Walmart to close jewelry distribution center in Bentonville, 158 jobs eliminated
Walmart filed a Worker Adjustment and Retraining Notification Act (WARN) letter on Wednesday (June 19) detailing the closure of its jewelry distribution center No. 6051 (Bentonville) effective Aug. 31. The closure of the operation will help make room for the company’s new corporate headquarters.
Anne Hatfield, corporate spokeswoman for Walmart, said 158 employees will be impacted by the closure. She said the operations will be transferred to Marlow, Okla., and employees were told of the pending closure in March 2018. The 158 employees chose to stay on board and wind down the operation.
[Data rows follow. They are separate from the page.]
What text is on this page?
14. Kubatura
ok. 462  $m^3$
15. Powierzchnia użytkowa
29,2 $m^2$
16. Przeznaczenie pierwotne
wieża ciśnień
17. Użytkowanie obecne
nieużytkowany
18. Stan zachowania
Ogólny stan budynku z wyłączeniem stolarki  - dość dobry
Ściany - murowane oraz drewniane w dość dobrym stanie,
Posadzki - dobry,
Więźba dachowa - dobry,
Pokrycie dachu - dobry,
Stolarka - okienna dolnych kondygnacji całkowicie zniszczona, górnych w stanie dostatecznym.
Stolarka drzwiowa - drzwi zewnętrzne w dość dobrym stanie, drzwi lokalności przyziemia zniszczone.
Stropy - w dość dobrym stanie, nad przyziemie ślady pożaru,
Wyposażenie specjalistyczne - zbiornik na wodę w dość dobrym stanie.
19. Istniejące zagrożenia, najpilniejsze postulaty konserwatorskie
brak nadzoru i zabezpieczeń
They can apply for other jobs within the company or take the severance package commensurate with their years of employment.
Hatfield said other facilities already impacted from the new home office location include the fashion distribution, return center and print services. In October, roughly 500 people working at the return center were impacted from a similar closure. All but 135 of those workers transferred to other facilities.
Walmart said last year there were an estimated 5,000 workers in offices located in the proposed building site for the new corporate headquarters. The moves include several hundred employees who have relocated to the new fashion distribution center located at 5800 S.W. Regional Airport Road in Bentonville, across the highway from the large general merchandise distribution center.
As Walmart has continued to shrink its corporate headcount in recent years, the retailer still employs roughly 15,000 in its back office and corporate operations in Northwest Arkansas. Additionally, there are about 10,000 jobs in the region’s supplier community linked to Walmart’s retail business.
As Walmart also continues to grow its footprint across the nation and world with more acquisitions and additional corporate offices like in Hoboken, New Jersey, San Bruno, Calif.,Madison Heights, Mich., or New Delhi, India, local leaders were pleased to see the retail giant commit to a new home office in Bentonville.
Walmart CEO Doug McMillon told employees a year ago the new home office is a “stake in the ground to say this is a company that’s going to be here in 50 years time or more.”